The sympathy ended when nine pounds of crawfish and two dozen crabs were dumped in front of us, along with the traditional sides: corn on the cob, boiled potatoes and sausage. For good (and unnecessary) measure, Ed also provided a platter of fried shrimp and fried chicken, plus potato salad.
Drew Magary of Deadspin and GQ recently opined that blue crab isn't worth the effort to break open for the paltry amount of meat you get. He's not wrong, per se (as a child of the Pacific Northwest, I prefer the bounty of dungeness), but that mindset is a touch too cynical for New Orleans.
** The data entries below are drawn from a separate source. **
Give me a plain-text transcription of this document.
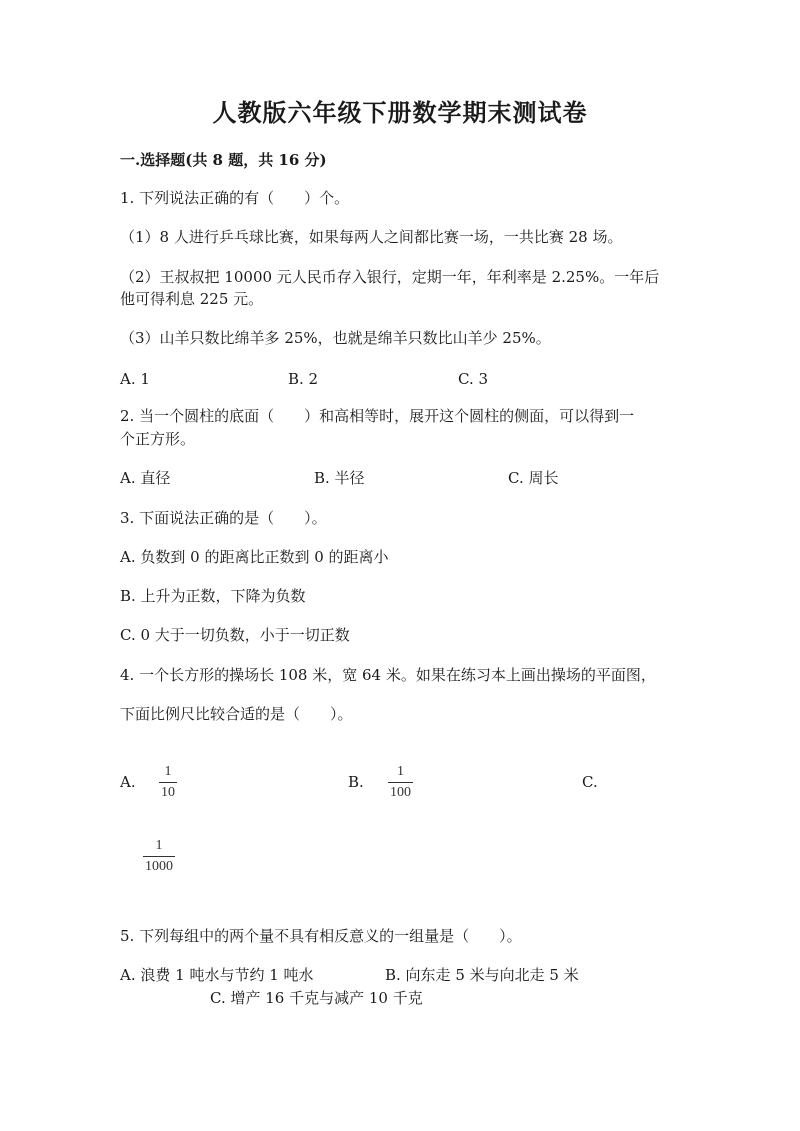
人教版六年级下册数学期末测试卷
一.选择题(共 8 题，共 16 分)
1. 下列说法正确的有（　　）个。
（1）8 人进行乒乓球比赛，如果每两人之间都比赛一场，一共比赛 28 场。
（2）王叔叔把 10000 元人民币存入银行，定期一年，年利率是 2.25%。一年后
他可得利息 225 元。
（3）山羊只数比绵羊多 25%，也就是绵羊只数比山羊少 25%。
A. 1	B. 2	C. 3
2. 当一个圆柱的底面（　　）和高相等时，展开这个圆柱的侧面，可以得到一
个正方形。
A. 直径	B. 半径	C. 周长
3. 下面说法正确的是（　　）。
A. 负数到 0 的距离比正数到 0 的距离小
B. 上升为正数，下降为负数
C. 0 大于一切负数，小于一切正数
4. 一个长方形的操场长 108 米，宽 64 米。如果在练习本上画出操场的平面图，
下面比例尺比较合适的是（　　）。
A.
1
10
B.
1
100
C.
1
1000
5. 下列每组中的两个量不具有相反意义的一组量是（　　）。
A. 浪费 1 吨水与节约 1 吨水	B. 向东走 5 米与向北走 5 米
C. 增产 16 千克与减产 10 千克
With a group of friends around an outdoor table covered in newspaper, the effort of tearing apart keratin armor and clearing away gills and viscera is as essential to the meal as the flavors themselves.
We cracked claws with our teeth, ripped tails from bodies, and sucked salty liquid guts from carapaces until our fingers were wrinkled with saltwater and our bellies protruded in blissful agony. With no utensils to guide decorum, we tore apart shells until the discard piles grew larger than the shrinking islands of uneaten crustaceans. The sound of jazz wandered through the warm night air, and condensation collected on our beer bottles.
"This is the best night of my life," said one of our producers, and it didn't sound like hyperbole.